The residential exemption provided by G. L. c. 59, § 5C, is available only in those municipalities which qualify and authorize it, and applies only to “the principal residence of a taxpayer as used by the taxpayer for income tax purposes.” See Moscatiello v. Assessors of Boston, 36 Mass. App. Ct. 622 (1994). There is no dispute that (1) Longview holds legal title to the property; (2) Longview is the assessed owner of the property; (3) most of the units in the building are occupied by Longview shareholders as their principal residences; (4) the shareholders pay the real estate taxes on the property indirectly; and (5) a good portion of the shareholders occupy a unit in the building as their principal residences for income tax purposes. Therefore, this case turns on whether the tenant-shareholders are “taxpayers” within the meaning of G. L. c. 59, § 5C. Bom raises two other issues that must be addressed. She argues that (1) our decision in 1010 Memorial Drive Tenants Corp. v. Fire Chief of Cambridge, 424 Mass. 661 (1997), requires us to [793]*793construe § 5C as including housing cooperatives and (2) given the valuation methods used by the assessors, it is unfair to treat the property as owned by one entity for purposes of the § 5C exemption.

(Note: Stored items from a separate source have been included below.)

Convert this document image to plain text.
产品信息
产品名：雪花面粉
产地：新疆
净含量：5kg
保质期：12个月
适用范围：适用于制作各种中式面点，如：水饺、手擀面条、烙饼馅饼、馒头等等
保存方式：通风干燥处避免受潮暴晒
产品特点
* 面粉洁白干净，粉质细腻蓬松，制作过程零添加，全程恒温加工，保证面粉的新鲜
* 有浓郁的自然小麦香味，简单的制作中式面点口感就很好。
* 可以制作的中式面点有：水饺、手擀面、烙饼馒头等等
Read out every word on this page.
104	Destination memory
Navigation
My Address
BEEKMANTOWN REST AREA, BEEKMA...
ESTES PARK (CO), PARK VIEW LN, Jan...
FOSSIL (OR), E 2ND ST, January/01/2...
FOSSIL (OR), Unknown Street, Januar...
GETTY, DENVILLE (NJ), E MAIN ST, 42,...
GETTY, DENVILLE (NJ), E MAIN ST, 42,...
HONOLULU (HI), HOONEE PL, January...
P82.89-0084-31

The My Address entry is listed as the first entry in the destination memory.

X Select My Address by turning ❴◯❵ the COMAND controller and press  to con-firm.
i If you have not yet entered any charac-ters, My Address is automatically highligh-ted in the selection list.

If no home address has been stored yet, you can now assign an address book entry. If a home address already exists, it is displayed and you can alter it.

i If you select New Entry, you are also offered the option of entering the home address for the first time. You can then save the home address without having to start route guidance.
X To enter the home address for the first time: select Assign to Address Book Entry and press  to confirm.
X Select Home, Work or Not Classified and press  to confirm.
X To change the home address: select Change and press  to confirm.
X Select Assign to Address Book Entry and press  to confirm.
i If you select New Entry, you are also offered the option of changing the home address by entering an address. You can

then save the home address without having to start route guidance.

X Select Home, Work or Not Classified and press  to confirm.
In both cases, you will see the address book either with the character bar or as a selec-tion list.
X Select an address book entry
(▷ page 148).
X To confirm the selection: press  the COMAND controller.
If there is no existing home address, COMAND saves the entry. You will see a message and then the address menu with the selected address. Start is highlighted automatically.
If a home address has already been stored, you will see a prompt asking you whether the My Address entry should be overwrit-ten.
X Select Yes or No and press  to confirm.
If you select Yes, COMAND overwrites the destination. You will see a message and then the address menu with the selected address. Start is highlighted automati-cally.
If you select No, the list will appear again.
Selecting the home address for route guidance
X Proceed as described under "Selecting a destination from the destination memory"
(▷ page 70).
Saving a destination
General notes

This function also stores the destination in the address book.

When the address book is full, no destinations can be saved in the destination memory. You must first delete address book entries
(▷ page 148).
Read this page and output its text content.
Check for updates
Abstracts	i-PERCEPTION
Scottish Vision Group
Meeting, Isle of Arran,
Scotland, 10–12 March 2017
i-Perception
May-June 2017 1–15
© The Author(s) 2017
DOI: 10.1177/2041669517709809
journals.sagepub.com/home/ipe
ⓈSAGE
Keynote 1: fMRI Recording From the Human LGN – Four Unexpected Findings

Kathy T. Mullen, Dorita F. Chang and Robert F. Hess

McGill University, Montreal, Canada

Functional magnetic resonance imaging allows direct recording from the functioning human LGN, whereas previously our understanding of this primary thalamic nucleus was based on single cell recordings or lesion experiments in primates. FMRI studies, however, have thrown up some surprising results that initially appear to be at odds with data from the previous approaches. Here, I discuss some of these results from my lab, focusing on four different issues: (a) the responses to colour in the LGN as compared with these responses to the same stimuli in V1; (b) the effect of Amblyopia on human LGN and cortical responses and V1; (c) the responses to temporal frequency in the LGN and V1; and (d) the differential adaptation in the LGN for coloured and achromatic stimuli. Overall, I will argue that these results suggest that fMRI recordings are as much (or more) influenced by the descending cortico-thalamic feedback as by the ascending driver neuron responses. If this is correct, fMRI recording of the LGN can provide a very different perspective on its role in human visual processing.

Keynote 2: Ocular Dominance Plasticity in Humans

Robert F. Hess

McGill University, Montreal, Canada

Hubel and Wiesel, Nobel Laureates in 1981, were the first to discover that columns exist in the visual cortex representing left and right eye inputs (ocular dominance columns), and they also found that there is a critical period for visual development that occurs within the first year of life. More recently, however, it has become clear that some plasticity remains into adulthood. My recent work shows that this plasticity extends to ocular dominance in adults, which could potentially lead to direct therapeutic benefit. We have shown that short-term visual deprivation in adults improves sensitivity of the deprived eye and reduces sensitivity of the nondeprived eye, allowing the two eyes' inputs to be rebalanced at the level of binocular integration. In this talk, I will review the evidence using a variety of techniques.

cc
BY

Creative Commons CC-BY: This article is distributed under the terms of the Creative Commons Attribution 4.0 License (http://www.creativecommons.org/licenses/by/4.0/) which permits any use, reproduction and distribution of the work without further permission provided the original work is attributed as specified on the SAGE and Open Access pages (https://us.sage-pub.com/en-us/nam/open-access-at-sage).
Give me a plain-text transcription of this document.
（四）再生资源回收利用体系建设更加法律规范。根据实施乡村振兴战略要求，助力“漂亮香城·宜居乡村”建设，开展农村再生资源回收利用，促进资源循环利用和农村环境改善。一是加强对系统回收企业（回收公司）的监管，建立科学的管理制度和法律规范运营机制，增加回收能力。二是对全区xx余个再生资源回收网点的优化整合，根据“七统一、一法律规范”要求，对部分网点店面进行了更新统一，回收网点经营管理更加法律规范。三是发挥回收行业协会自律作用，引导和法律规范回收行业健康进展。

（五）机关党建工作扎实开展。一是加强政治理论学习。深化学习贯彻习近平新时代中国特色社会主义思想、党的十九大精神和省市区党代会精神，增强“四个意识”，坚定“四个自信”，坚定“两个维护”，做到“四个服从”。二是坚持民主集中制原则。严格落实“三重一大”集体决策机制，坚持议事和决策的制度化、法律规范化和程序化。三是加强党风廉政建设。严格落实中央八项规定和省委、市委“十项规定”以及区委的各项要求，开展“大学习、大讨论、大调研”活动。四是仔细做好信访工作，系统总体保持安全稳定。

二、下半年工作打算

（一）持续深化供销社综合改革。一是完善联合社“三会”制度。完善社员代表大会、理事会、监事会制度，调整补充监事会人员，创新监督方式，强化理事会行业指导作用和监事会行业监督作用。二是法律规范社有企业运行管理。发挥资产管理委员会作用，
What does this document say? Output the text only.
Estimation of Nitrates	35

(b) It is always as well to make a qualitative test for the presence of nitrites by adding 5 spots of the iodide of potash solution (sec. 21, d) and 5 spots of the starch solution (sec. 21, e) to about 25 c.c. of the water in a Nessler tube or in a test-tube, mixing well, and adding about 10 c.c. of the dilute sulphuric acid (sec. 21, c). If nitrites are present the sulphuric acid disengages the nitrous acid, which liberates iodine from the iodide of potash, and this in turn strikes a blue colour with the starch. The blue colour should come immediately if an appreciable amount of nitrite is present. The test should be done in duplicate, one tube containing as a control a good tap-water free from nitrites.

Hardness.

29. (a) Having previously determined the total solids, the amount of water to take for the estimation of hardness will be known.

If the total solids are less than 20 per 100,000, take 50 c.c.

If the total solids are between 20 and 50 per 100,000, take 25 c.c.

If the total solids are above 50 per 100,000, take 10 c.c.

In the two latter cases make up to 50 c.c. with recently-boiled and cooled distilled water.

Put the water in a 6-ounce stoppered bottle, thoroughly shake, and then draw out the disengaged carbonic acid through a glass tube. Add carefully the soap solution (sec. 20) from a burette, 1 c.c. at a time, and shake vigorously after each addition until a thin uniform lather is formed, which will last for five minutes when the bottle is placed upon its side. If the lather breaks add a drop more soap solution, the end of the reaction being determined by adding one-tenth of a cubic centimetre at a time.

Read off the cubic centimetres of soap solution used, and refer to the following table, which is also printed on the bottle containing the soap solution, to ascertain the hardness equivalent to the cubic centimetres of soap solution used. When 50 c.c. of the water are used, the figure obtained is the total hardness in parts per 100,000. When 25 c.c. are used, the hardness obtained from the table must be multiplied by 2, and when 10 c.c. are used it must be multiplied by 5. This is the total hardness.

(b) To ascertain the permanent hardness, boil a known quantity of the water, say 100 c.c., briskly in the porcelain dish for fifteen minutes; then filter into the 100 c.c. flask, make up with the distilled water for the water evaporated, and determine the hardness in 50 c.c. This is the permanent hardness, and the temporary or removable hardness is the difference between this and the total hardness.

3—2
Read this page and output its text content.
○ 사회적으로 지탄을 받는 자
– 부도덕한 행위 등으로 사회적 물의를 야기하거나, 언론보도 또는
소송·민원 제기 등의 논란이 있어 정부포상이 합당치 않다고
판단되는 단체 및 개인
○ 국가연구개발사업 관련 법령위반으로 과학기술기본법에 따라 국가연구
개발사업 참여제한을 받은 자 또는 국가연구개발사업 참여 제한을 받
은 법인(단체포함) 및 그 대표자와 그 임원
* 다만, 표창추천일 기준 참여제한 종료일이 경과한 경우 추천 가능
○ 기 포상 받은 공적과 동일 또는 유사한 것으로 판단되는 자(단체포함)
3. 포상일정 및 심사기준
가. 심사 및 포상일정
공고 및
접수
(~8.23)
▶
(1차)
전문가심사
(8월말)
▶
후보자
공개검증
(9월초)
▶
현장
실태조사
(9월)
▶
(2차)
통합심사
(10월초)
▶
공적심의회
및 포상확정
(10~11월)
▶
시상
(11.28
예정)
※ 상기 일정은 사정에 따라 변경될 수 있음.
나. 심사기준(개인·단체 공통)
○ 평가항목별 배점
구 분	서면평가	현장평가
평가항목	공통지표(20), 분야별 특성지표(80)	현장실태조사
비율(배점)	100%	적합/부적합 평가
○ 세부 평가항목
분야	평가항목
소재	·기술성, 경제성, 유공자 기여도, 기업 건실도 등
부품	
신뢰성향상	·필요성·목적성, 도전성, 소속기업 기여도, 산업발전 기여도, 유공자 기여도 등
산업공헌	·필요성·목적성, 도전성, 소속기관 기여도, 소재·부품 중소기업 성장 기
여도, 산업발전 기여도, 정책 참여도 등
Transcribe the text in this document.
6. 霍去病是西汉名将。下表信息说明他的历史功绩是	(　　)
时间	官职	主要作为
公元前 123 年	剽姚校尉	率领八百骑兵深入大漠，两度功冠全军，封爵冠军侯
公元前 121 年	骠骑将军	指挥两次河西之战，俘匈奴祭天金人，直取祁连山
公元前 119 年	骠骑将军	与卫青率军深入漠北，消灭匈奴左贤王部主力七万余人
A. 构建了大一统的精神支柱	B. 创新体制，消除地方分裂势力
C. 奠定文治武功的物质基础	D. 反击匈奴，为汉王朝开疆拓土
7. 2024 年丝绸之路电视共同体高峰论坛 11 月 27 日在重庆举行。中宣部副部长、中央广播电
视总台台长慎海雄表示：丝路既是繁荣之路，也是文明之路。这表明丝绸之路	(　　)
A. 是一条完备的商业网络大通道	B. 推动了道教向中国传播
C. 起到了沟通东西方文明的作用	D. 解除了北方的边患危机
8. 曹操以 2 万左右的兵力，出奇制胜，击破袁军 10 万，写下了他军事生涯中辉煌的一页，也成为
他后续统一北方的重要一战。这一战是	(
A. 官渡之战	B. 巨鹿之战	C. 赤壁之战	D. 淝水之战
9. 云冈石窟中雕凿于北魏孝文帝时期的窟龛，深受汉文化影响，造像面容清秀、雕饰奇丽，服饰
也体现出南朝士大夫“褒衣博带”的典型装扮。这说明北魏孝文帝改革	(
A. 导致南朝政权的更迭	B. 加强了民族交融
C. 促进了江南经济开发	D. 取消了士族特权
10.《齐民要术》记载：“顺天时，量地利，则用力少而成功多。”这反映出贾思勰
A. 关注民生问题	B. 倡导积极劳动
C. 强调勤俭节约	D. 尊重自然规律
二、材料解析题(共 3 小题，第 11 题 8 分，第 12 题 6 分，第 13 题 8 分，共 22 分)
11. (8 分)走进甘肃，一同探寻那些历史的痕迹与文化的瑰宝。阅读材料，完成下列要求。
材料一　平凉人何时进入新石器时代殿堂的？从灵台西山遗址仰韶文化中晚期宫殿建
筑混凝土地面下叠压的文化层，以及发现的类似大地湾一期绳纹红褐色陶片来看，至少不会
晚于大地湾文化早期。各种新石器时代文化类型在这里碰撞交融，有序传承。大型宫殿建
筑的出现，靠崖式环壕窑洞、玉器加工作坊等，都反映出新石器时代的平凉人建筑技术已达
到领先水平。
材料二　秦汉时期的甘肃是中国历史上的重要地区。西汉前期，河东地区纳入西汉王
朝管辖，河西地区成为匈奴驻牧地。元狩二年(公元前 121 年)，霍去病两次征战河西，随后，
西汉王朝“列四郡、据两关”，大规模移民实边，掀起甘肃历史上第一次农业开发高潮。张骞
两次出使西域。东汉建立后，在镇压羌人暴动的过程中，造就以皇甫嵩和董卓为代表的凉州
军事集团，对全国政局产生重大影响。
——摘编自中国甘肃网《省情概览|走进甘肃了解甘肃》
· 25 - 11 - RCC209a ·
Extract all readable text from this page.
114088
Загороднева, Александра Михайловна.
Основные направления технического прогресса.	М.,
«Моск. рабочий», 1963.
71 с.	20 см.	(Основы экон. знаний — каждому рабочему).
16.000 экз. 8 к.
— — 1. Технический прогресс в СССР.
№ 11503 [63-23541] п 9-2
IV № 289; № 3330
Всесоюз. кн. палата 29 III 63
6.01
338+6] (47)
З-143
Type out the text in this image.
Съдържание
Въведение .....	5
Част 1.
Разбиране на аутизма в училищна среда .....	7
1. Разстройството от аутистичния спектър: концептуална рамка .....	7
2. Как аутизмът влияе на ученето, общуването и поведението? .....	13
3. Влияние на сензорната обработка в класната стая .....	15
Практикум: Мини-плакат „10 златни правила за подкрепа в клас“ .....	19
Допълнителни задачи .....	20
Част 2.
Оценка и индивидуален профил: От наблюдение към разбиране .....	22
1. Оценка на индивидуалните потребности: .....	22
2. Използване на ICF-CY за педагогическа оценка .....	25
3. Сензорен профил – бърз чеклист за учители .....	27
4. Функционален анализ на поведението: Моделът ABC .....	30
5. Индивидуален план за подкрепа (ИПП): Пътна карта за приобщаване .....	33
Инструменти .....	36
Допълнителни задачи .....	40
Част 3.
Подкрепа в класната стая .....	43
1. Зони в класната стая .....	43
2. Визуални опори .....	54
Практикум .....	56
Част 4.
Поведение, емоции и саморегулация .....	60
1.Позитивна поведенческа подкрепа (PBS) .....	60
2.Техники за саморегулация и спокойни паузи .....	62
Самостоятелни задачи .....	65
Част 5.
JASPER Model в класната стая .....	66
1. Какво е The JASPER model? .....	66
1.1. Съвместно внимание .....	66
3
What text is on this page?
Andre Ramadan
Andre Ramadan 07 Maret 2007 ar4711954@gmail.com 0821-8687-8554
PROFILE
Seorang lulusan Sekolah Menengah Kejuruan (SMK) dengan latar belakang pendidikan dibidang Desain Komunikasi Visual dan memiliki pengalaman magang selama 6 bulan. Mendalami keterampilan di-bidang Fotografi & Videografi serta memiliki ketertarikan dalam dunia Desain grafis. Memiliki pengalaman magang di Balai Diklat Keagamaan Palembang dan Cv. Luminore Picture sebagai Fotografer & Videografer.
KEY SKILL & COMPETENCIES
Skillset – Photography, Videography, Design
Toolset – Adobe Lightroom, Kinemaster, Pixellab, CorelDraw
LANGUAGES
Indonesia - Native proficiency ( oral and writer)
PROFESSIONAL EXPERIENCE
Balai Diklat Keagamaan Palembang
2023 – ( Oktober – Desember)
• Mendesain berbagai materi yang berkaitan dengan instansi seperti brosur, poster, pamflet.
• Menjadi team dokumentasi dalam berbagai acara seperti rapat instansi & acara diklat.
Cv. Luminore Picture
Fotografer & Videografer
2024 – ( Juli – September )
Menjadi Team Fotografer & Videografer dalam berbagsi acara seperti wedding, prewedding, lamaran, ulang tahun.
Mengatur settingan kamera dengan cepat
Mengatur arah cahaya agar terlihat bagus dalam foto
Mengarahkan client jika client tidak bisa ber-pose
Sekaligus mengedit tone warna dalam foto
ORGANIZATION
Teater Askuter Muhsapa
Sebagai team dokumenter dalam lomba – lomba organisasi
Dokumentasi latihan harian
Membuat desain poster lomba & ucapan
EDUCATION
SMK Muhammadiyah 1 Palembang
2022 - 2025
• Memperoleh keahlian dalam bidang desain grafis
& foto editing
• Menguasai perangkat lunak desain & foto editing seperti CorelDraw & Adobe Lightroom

1. Definition of “taxpayer” under § 5C. Because the statute does not define the term “taxpayer,” we shall examine the relevant case law. In Moscatiello, supra at 624, the Appeals Court determined that the beneficial owner of real estate held in trust was not a “taxpayer” within the meaning of § 5C, and was therefore ineligible for the exemption. The court concluded that the term “taxpayer” under the § 5C exemption only included the person to whom the taxes were assessed, i.e., the person who was the holder of record title. Under the facts of that case, the taxes were assessed to the trustee, who held the record legal title, and therefore, the beneficial owner did not qualify for the exemption.4 Id. at 625. In reaching its conclusion the. court recognized that the meaning of the term “taxpayer” varies depending on the context:

“It can refer either to the person liable to pay a tax or to the person who actually pays it. Webster’s Third New Inti. Dictionary 2345 (1971 ed.) (‘one that pays or is liable to pay a tax’). In some situations it carries both meanings. See Reiling v. Comptroller, 201 Md. 384, 386 (1953) (taxpayer defined by statute as ‘any person paying or liable to pay [the] tax’). In other situations courts have adopted a more restrictive definition, focusing on liability to pay the tax rather than on actual payment. See, e.g., [794]*794Morse v. United States, 494 F.2d 876, 880 (9th Cir. 1974) (taxpayer under Internal Revenue Code was person in whose name returns were filed, not third party who actually paid taxes); Philadelphia Rapid Transit Co. v.